The Nature of Heat. One of the greatest exponents of ayurveda is Uttar Pradesh's chief minister, Dr. Sampurnanand. A graduate of Allahabad University, Sampurnanand (who has no first name) majored in mathematics, physics and chemistry, rates the title of doctor only on the strength of honorary degrees collected from fawning provincial universities. Sampurnanand dabbles in ayurveda himself, often prescribing ayurvedic remedies for friends. Four years ago his government set up the State Ayurvedic College in Lucknow, dedicated to the proposition that students should learn both the ayurvedic and Western medical systems.

State's 87 students soon found themselves totally bewildered. In the mornings they trooped to King George Medical College to join its 1,200 fulltime students in the study of the foundations of modern medicine--bacteriology, pathology, anatomy, diagnosis, and eventually, treatment. But in the afternoons they hiked back across town to the ayurvedic college. There they memorized the 2,000-year-old Sanskrit verses in which this medical lore is frozen.

The more they learned of Western medicine, the more bewildered they became. What they learned in the morning was contradicted in the afternoon. In medical school they found themselves treated as fledgling quacks; in ayurvedic school they found their questions brushed off. One student asked: "Does it really do any good to bake this medication over a fire of cow dung rather than some other fuel?" Replied the teacher: "You must have faith in what you are taught."

The student's faith was supposed to extend to 1,000 or more herbs, minerals, metals and even precious stones listed in the ayurvedic pharmacopoeia. (The gems were once favored by the practitioners who list themselves in India's telephone books as "sex splst," were supposed to increase virility. With the republican leveling-down, few patients can afford ground-up precious stones, or even pearls. So they settle for sea shells. But they still flock to the ayurvedic sex splst.)

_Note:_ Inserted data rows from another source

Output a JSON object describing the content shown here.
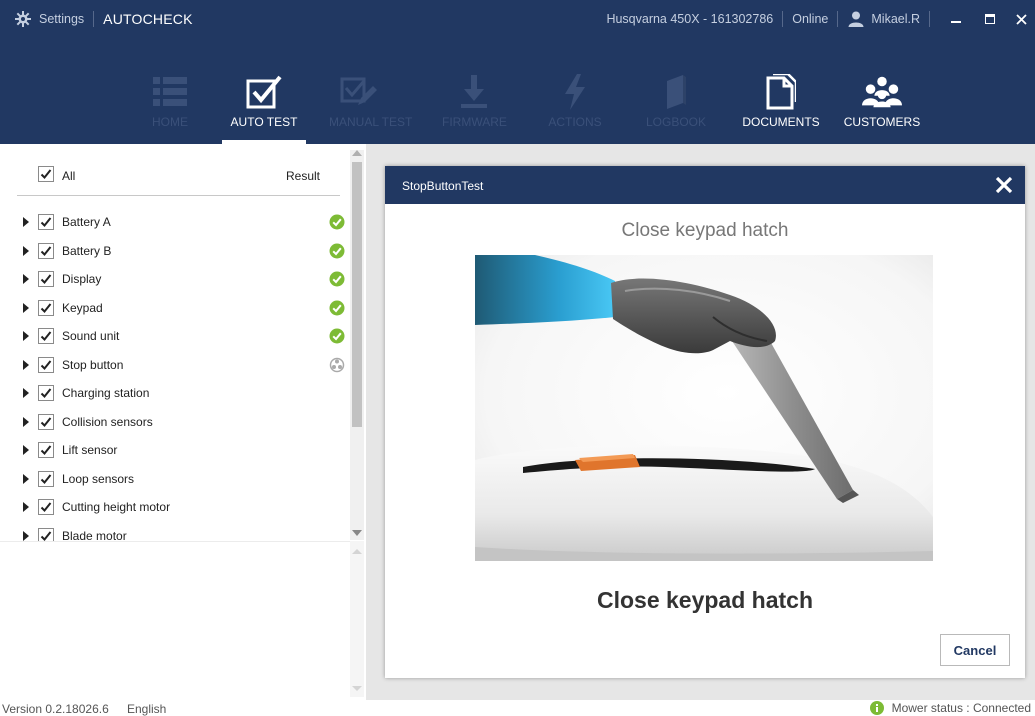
{
  "titlebar": {
    "settings_label": "Settings",
    "app_title": "AUTOCHECK",
    "device": "Husqvarna 450X - 161302786",
    "connection": "Online",
    "user": "Mikael.R"
  },
  "nav": {
    "items": [
      {
        "label": "HOME",
        "icon": "list-icon",
        "enabled": false
      },
      {
        "label": "AUTO TEST",
        "icon": "checkbox-icon",
        "enabled": true,
        "active": true
      },
      {
        "label": "MANUAL TEST",
        "icon": "pencil-check-icon",
        "enabled": false
      },
      {
        "label": "FIRMWARE",
        "icon": "download-icon",
        "enabled": false
      },
      {
        "label": "ACTIONS",
        "icon": "lightning-icon",
        "enabled": false
      },
      {
        "label": "LOGBOOK",
        "icon": "book-icon",
        "enabled": false
      },
      {
        "label": "DOCUMENTS",
        "icon": "documents-icon",
        "enabled": true
      },
      {
        "label": "CUSTOMERS",
        "icon": "people-icon",
        "enabled": true
      }
    ]
  },
  "test_list": {
    "header_all": "All",
    "header_result": "Result",
    "items": [
      {
        "label": "Battery A",
        "result": "pass"
      },
      {
        "label": "Battery B",
        "result": "pass"
      },
      {
        "label": "Display",
        "result": "pass"
      },
      {
        "label": "Keypad",
        "result": "pass"
      },
      {
        "label": "Sound unit",
        "result": "pass"
      },
      {
        "label": "Stop button",
        "result": "running"
      },
      {
        "label": "Charging station",
        "result": ""
      },
      {
        "label": "Collision sensors",
        "result": ""
      },
      {
        "label": "Lift sensor",
        "result": ""
      },
      {
        "label": "Loop sensors",
        "result": ""
      },
      {
        "label": "Cutting height motor",
        "result": ""
      },
      {
        "label": "Blade motor",
        "result": ""
      }
    ]
  },
  "dialog": {
    "title": "StopButtonTest",
    "instruction_top": "Close keypad hatch",
    "instruction_main": "Close keypad hatch",
    "cancel_label": "Cancel"
  },
  "statusbar": {
    "version": "Version 0.2.18026.6",
    "language": "English",
    "mower_status": "Mower status : Connected"
  },
  "colors": {
    "navy": "#213862",
    "pass_green": "#7dbb35",
    "disabled_nav": "#3a5079",
    "hatch_orange": "#e0752c"
  }
}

Move en Masse? The ayurveda students found that they had no faith in such teachings, and they struck, protesting that they could not live half East and half West and demanding admission to medical school on a fulltime basis. "We are the world's most confused people," wailed one. Dr. Sampurnanand replied by setting up a commission with himself as chairman, and the commission decided that ayurvedic and Western medicine would not mix. Conclusion: the students would have to drop their Western studies. With that, two ayurveda students began hunger strikes. Responding to this form of protest, made classical for Indians by the example of Gandhi, Lucknow University students heeded the ayurvedics' call for a citywide general strike, got into last week's riots.

Under such pressure, Dr. Sampurnanand craftily conceded that if all 87 ayurveda students wanted to, they could go over en masse to King George Medical College. But the 87 could not achieve unanimity. Furthermore, King George had no room for them and did not think highly of their qualifications anyway. At week's end East was still locked with West in the streets of Lucknow.